The Boothbys became citizens of the newly settled part of Wells called Kennebunk when most of it was wilderness and Indian attacks were still an ever-present threat. In 1746, Richard Boothby and his neighbors petitioned the Wells parish to allow them to be set off as a separate parish they would share with residents of Arundel that lived near the eastern side of Kennebunk River. Arundel, as Kennebunkport was then called, had its own jurisdictional issues. The only church in town was in Cape Porpoise. Those living near the Kennebunk River had a long way to travel for worship. The petition was at first ignored but residents of the Kennebunk district of Wells persisted and a parish was finally established at Kennebunk Landing on March 14, 1751.
Arundel inhabitants living near the River sometimes took communion at the new Kennebunk Meeting House even though it was not officially their parish. Richard and Mabel Boothby were highly indignant that such informal attendance should be permitted. Daniel Remich wrote in his History of Kennebunk, “They looked upon it as presumptuous, and a great offense, and were unwilling to countenance such aberration from duty by communing with them.” The Boothbys refused to attend the church they had fought so hard to establish.
Once Richard and Mabel were assured that they would no longer be required to break bread with people from Arundel they renewed their membership in the church. Perhaps they were influenced to return by the loss of five of their children during the 1754 throat distemper epidemic in Kennebunk.
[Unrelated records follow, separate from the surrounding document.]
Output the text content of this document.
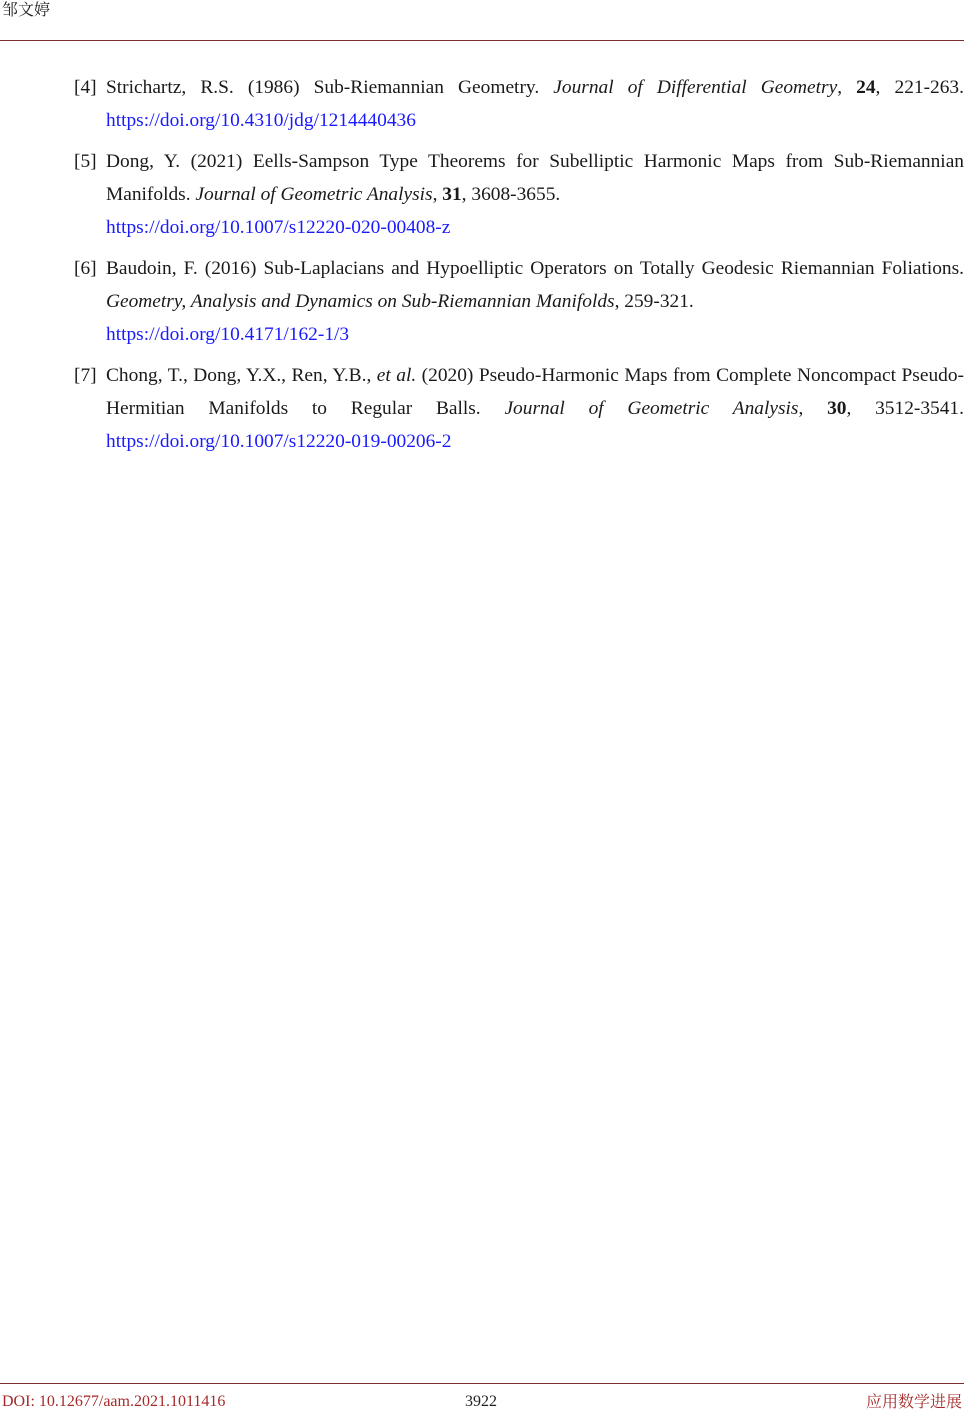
邹文婷
[4] Strichartz, R.S. (1986) Sub-Riemannian Geometry. Journal of Differential Geometry, 24, 221-263. https://doi.org/10.4310/jdg/1214440436
[5] Dong, Y. (2021) Eells-Sampson Type Theorems for Subelliptic Harmonic Maps from Sub-Riemannian Manifolds. Journal of Geometric Analysis, 31, 3608-3655.
https://doi.org/10.1007/s12220-020-00408-z
[6] Baudoin, F. (2016) Sub-Laplacians and Hypoelliptic Operators on Totally Geodesic Riemannian Foliations. Geometry, Analysis and Dynamics on Sub-Riemannian Manifolds, 259-321.
https://doi.org/10.4171/162-1/3
[7] Chong, T., Dong, Y.X., Ren, Y.B., et al. (2020) Pseudo-Harmonic Maps from Complete Noncompact Pseudo-Hermitian Manifolds to Regular Balls. Journal of Geometric Analysis, 30, 3512-3541. https://doi.org/10.1007/s12220-019-00206-2
DOI: 10.12677/aam.2021.1011416	3922	应用数学进展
When the building of a new church was proposed in 1767 Richard Boothby was one of the few who opposed it. For one reason or another, the new church building was not completed until after both Richard and Mabel had passed.
Richard Boothby died in Jan 2, 1782. His funeral was every bit as elaborate as his wealthy father in-law, Jonathan Littlefield’s had been though the Boothbys were much less able to afford such extravagance. Special black gloves were ordered from Boston for the ladies and the pall bearers along with yards and yards of fabric and ribbon. Proud Mabel lived to be 96 years old.
Pioneers Mabel and Richard Boothby were progenitors of a large and estimable Kennebunk family. Author Kenneth Roberts found Mabel’s story so compelling he used her as a character in his historical fiction.